When your business goals involve driving customers to a certain place – for example, to the office where you conduct business – it’s best to make your site rank especially well in that specific location (be it a town, a city, a state or a country). It’s called local SEO: location-focused SEO activities. This type of SEO is strongly recommended to brick-and-mortar businesses: they need to be relevant to the local population, and search engines need to provide relevant results to prospecting customers.
The steps for performing local SEO on your site are as follows:
Local keywords research
Let’s say you own a fashion business in Kallithea, Athens. How would someone in Kallithea look you up online? Fashion Stores Kallithea is the most obvious keyword that comes to mind, and also the most perfect. What makes me so sure? It’s long-tail and captures user intent fully: what they want (a fashion store) and where they want it (in Kallithea). It’s safe and effective to optimize a local company’s site for this kind of keyword.
If you are well-versed in your niche and know how to write specialized content, you’ll give your site a great advantage. Your prospective customers will see you as a professional, and search engines will appreciate what you do for semantic search.
Google My Business
If you Google a company, you will most likely see it on a map right in the search results, with an address and phone number. Handy, isn’t it? How can you do the same for your own company?
You will need to submit a listing to Google My Business. Fill it out with as much information as you can, including your company’s NAP, open days and hours, photos of the building and website URL. Doing so will make your company’s information appear in Google Maps, Google+ and organic search results. It will even get its own knowledge graph.

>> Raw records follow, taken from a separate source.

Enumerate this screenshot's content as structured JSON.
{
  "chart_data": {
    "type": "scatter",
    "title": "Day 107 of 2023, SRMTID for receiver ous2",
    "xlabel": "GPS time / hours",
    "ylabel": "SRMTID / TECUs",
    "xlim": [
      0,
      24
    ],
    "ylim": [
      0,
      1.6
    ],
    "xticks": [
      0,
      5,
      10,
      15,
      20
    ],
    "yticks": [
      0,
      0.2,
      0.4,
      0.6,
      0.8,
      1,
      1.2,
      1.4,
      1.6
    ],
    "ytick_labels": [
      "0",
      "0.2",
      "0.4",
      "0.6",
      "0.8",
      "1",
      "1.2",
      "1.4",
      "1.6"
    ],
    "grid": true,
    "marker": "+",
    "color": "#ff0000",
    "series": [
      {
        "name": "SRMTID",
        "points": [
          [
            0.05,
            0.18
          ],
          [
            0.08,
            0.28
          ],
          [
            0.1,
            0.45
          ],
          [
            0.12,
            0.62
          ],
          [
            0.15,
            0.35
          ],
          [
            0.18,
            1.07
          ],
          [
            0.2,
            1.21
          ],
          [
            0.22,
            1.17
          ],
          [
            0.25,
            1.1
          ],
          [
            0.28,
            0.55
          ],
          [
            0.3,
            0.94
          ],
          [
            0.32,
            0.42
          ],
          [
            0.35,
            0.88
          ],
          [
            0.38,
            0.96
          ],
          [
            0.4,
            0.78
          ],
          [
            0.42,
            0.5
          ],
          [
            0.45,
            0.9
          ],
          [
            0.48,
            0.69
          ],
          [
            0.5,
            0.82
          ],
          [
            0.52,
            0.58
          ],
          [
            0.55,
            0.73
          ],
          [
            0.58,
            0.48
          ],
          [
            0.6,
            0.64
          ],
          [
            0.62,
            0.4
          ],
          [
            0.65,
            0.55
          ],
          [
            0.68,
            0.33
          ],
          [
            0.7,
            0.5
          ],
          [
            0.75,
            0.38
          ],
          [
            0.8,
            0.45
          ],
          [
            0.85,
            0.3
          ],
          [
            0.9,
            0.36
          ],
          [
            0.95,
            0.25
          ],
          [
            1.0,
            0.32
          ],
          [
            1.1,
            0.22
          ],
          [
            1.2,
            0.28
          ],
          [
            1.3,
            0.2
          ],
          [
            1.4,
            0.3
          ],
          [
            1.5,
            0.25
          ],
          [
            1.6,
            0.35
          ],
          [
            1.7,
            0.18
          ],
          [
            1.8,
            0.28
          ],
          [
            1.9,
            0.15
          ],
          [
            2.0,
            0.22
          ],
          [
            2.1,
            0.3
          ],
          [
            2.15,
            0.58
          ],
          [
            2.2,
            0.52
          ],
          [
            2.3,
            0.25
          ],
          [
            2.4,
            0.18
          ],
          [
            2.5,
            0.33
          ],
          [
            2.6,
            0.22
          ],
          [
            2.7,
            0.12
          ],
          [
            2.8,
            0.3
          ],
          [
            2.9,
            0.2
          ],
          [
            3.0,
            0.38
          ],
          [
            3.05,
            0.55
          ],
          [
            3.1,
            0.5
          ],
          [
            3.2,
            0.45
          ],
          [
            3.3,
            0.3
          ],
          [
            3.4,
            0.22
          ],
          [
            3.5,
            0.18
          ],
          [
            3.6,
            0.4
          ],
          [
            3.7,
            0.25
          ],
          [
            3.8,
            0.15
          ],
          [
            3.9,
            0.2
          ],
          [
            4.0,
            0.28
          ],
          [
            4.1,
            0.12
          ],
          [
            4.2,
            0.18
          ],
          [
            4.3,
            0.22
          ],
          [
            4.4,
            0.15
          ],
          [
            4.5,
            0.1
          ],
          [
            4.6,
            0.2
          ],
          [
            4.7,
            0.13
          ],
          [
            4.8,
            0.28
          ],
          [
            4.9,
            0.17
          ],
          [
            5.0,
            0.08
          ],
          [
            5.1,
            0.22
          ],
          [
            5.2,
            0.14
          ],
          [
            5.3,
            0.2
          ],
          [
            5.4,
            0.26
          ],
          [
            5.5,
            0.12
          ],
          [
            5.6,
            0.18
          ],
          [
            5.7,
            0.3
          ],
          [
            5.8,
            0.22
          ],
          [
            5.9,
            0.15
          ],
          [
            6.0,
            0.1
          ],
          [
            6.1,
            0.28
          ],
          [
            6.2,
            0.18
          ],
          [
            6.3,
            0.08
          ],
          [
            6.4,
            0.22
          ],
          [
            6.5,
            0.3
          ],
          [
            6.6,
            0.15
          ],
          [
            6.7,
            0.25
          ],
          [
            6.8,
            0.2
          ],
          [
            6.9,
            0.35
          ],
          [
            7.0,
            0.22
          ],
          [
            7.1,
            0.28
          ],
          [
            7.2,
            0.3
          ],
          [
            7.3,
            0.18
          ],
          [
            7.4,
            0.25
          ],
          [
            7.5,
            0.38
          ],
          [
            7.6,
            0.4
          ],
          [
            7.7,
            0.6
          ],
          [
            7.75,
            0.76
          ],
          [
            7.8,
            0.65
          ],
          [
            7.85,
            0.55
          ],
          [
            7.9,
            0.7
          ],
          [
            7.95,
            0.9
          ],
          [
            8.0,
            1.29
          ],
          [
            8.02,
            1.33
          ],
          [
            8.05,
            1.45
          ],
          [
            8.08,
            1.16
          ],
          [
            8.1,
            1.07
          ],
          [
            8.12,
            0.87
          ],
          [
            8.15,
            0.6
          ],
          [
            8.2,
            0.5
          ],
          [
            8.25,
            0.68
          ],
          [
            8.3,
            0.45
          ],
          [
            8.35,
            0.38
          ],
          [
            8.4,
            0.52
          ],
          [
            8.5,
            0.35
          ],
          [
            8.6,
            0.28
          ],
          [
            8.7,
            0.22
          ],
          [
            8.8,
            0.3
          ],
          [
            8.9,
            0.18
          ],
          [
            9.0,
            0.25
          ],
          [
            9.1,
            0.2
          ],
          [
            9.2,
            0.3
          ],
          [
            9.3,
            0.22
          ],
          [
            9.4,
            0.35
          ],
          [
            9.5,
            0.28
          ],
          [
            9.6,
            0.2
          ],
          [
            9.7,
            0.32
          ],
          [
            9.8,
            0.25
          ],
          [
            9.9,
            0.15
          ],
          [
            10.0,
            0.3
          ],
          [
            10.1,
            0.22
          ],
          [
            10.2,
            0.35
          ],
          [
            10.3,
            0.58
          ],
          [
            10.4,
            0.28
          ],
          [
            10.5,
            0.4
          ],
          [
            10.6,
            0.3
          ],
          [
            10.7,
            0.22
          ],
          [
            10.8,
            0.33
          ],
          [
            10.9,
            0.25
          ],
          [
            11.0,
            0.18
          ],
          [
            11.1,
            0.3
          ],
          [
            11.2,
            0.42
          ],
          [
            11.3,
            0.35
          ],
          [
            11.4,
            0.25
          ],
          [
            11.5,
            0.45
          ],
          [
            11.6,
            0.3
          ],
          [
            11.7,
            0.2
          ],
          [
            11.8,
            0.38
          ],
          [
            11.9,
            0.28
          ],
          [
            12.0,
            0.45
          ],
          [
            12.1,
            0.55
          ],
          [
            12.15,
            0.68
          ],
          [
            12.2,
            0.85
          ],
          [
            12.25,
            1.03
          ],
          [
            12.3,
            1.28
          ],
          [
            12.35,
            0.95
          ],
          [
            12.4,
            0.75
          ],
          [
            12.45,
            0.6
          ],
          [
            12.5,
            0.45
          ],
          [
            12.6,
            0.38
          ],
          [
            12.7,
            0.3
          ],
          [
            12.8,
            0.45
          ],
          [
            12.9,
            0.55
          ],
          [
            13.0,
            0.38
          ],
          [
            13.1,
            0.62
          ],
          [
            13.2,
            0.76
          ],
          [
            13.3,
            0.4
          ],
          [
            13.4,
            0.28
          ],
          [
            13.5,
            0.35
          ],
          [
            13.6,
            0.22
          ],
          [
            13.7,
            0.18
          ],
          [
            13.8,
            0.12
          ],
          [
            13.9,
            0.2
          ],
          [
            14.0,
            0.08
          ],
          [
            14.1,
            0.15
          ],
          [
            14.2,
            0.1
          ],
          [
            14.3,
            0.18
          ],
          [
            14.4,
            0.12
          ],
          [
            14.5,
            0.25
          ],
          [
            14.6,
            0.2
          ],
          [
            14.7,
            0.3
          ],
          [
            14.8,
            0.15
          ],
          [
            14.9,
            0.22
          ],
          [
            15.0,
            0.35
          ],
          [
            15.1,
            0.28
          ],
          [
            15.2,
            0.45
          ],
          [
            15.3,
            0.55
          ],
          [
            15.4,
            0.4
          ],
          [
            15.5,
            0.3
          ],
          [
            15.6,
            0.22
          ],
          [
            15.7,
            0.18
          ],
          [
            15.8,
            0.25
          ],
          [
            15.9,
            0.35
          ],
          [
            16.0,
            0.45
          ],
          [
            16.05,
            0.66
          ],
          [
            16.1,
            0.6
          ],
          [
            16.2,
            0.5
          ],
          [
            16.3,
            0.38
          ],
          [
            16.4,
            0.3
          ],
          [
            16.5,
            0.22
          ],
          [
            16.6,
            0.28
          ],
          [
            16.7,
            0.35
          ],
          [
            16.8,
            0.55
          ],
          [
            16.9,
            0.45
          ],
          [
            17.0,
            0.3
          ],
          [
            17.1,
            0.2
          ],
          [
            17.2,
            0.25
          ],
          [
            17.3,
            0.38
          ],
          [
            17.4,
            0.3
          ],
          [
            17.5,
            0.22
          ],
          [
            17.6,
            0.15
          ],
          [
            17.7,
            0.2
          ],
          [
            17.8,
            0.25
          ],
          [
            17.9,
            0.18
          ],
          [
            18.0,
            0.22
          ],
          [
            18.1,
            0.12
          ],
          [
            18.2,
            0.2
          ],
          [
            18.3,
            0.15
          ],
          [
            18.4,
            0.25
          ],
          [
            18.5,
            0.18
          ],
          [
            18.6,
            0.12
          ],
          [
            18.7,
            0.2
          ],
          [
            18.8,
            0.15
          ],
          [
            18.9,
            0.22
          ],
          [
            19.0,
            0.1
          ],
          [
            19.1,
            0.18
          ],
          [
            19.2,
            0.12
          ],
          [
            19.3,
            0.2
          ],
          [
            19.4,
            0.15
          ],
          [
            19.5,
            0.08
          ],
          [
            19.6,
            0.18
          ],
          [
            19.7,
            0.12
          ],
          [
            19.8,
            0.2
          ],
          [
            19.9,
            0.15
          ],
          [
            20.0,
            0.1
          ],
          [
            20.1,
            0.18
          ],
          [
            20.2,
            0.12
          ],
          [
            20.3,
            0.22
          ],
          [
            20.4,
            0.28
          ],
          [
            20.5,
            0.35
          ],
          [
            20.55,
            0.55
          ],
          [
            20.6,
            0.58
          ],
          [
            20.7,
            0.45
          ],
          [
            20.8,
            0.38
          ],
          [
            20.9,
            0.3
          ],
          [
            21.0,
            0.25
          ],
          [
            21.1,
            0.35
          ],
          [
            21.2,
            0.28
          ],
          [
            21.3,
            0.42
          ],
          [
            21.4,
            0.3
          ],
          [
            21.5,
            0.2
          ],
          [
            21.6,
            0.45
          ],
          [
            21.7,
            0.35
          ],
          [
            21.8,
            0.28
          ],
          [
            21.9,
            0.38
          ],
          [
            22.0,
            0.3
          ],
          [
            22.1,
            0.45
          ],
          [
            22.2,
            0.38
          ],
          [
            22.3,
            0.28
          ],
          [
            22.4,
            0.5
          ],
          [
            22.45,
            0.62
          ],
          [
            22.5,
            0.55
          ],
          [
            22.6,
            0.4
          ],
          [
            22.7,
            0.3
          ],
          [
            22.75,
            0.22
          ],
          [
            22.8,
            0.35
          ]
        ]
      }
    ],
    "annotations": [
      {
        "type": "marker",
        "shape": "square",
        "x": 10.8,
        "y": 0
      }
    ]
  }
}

Google Maps and structured data are a deadly combo. One shows you on the map, the other shows searchers all important information about your business without having to click any further. All you need to do is add some extra code on the pages you want to empower, and the information will be displayed right in search results. The catch is, you have to get those pages on Google’s page one first.
Gather positive reviews
Customers trust each other. A single review can make or break a business. Give your customers the best service you can offer and then ask them to leave a review on your site – most of the time, they will. Gather as many positive reviews as you can and show them off and online, and many more customers will flock to you.